The AG remains government’s principal legal advisor, but his role as is relates to prosecutions will now rest with a new public office called the Director of Public Prosecutions.
Public accountability is also evidenced by the formation of the National Security Council (NSC), which allows elected representatives and lay persons to now contribute to policy issues concerning national security. This was previously an exclusive function of the Governor and while the Police Commissioner will still report to him, he will update both the NSC and the Premier on internal security matters and criminal activity periodically.
The NSC will comprise the Governor as chair, the Premier, two more Cabinet ministers, the Leader of Opposition, the Deputy Governor, the Attorney General, the Police Commissioner and two members of the public. The Cabinet Secretary will serve as Secretary to the NSC.
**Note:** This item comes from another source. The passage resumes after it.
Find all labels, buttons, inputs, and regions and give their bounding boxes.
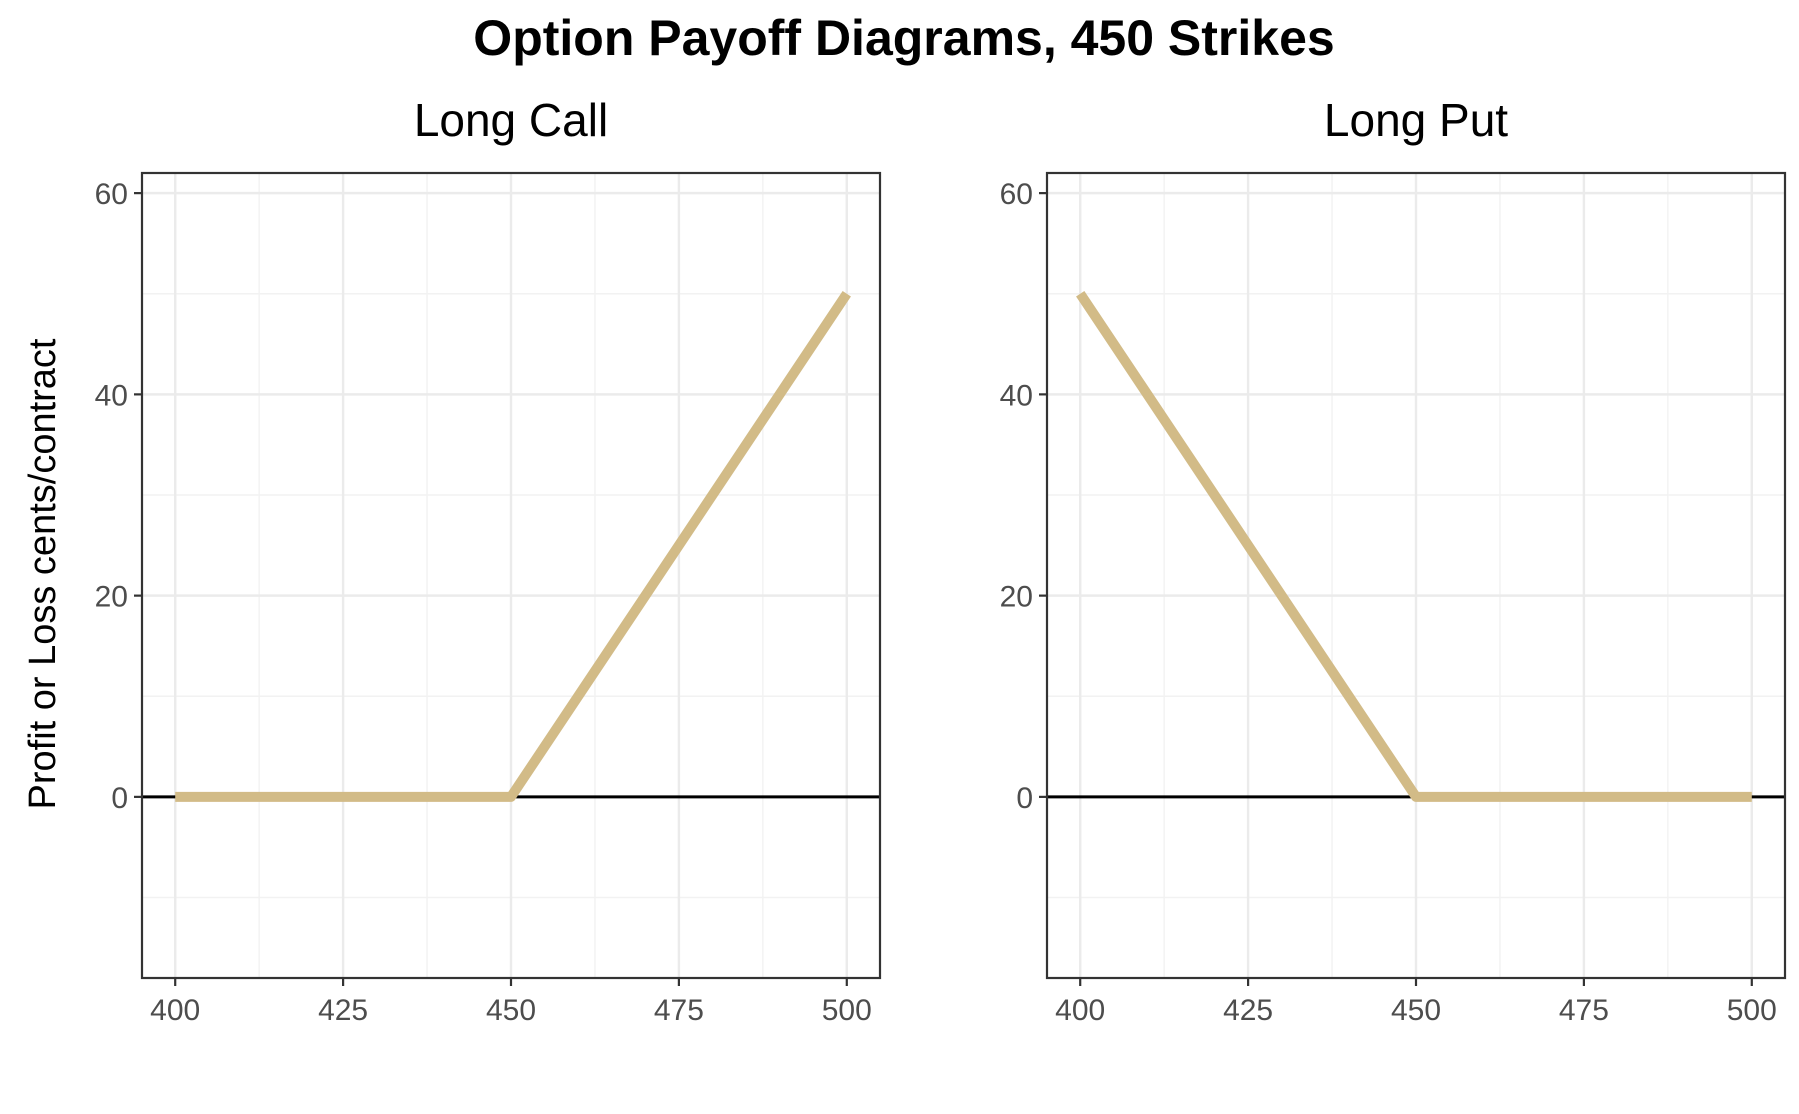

Council members will advise the Governor on matters relating to internal security, with the exception of police operations and staffing which remain the Governor’s remit. His actions must accord with advice received, unless he believes it would adversely affect Her Majesty’s interests; in such cases, the Governor shall report his action to the NSC.
Moving on, a dramatic change in the electoral process is marked by the increase in the legislature from 15 elected members to 18 elected members. Soon after the Appointed Day, the Constitution requires that an Electoral Boundary Commission (EBC) be appointed to review the electoral district boundaries and submit a report to the Governor and the LA containing its recommendations for changes in the boundaries of the electoral districts with a view to adding these additional members.
The increase in the legislative assembly will not happen immediately as it can only take place after the legislative assembly is dissolved and new election takes place and new members are returned to the LA.
With all these facets in mind, it is evident that whether it is the possibility of being called to sit on temporary or permanent commissions and councils, or the ability to independently lobby as unelected district representatives, our new Constitution involves members of the public in the governance of these Islands and embraces real change by improving transparency. After the Appointed Day, the structure of the Cayman Islands Constitution will indeed permit a hands-on and much-needed fully-inclusive approach to local governance as we see these new measures implemented.